By Karine Kalantarian
Transport and Communications Minister Andranik Manukian, who miraculously survived the October 1999 massacre in the Armenian parliament, demanded on Wednesday that its five jailed perpetrators be brutally and publicly executed.
“They must be subjected to a brutal punishment, they must be hanged on [Yerevan’s] Freedom Square,” Manukian screamed at the ongoing trial of former journalist Nairi Hunanian and his four henchmen. “And every day we must cut half a kilo of their flesh so that they realize what brutality is.”
The minister, who had nearly lost his life in the attack, was called to testify as a witness at the long-running trial. But Manukian’s court testimony degenerated into an outburst of fury as he recollected details of the bloodbath that left Prime Minister Vazgen Sarkisian, parliament speaker Karen Demirchian and six other officials dead.
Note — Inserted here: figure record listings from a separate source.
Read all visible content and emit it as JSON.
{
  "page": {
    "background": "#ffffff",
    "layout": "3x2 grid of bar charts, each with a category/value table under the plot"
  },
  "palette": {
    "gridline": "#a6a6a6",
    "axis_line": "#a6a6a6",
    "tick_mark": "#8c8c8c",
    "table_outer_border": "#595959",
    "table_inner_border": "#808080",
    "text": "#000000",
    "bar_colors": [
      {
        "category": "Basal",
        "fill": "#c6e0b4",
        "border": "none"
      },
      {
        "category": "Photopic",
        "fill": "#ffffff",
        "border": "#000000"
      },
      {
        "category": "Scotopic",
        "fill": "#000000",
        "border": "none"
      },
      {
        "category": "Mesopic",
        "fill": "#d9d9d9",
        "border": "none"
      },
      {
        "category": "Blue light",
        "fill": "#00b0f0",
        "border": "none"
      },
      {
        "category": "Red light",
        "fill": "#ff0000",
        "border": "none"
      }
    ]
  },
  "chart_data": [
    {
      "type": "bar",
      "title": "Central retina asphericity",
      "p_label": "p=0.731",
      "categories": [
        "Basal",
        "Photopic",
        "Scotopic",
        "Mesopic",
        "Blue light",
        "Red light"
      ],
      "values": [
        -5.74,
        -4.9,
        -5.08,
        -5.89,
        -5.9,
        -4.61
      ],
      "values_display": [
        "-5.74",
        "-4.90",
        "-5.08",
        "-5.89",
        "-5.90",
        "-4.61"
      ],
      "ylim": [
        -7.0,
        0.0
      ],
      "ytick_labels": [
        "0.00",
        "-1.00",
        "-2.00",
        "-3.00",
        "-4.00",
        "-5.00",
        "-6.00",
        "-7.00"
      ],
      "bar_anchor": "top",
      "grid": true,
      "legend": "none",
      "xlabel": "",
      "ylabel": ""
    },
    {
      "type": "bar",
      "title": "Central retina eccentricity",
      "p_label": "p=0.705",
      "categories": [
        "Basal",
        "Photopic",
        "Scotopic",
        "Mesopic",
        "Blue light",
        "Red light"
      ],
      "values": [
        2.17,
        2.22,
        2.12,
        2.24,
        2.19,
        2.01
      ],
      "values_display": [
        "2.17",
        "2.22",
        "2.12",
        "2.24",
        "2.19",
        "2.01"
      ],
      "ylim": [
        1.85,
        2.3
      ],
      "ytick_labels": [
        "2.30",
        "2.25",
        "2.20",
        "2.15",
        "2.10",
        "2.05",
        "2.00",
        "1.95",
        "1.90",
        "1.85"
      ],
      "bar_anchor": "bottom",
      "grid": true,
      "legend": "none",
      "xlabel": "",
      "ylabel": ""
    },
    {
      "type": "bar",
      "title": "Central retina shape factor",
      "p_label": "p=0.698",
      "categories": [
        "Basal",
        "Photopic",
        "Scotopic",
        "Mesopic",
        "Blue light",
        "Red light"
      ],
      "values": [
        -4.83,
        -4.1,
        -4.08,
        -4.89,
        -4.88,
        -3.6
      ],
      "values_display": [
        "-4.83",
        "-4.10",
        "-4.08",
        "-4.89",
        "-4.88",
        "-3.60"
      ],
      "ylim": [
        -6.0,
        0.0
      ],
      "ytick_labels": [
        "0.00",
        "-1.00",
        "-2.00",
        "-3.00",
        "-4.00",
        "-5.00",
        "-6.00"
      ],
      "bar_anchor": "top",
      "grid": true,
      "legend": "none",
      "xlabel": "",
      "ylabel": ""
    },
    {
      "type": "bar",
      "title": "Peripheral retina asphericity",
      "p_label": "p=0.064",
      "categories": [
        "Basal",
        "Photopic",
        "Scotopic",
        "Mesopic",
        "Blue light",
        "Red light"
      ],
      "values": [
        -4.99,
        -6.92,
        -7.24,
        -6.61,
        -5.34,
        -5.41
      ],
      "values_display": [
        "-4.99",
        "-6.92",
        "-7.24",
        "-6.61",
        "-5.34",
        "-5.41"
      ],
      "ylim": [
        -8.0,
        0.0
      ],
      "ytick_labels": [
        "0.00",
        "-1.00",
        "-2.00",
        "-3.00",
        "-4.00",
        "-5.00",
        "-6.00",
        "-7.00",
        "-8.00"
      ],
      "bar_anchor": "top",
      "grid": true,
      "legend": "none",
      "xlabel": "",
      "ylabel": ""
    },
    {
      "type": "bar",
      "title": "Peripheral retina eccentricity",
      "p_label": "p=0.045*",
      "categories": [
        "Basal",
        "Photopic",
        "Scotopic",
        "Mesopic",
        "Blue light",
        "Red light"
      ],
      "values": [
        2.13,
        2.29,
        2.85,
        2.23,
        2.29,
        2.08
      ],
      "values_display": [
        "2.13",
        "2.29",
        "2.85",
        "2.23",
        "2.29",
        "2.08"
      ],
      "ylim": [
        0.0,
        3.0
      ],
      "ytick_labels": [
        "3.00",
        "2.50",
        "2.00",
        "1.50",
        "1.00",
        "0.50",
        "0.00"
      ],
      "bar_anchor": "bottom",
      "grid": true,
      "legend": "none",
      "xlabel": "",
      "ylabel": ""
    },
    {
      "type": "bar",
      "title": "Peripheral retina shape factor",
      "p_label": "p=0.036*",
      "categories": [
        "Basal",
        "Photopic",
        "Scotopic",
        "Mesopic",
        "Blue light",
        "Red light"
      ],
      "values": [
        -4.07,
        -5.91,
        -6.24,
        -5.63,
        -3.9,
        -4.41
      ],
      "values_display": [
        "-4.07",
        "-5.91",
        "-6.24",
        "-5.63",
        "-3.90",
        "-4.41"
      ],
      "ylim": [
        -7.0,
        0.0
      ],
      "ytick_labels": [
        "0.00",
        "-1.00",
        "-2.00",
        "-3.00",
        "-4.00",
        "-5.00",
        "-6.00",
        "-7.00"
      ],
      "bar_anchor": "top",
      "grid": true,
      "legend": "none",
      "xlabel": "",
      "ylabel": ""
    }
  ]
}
Manukian, who was a rank-and-file parliamentarian at the time, was himself heavily wounded in the head and face when Hunanian and two other gunmen sprayed the parliament hall with bullets. He spent several days in coma, but recovered after undergoing lengthy medical treatment in Armenia and abroad. His scarred face is a poignant reminder of the tragedy which is still reverberating on the Armenian political scene.
Manukian’s calls for the execution of the parliament gunmen are backed by the current parliament majority, a position condemned by the Council of Europe. The organization warned recently that Armenia could face serious sanctions if it fails to abolish the death penalty by next June.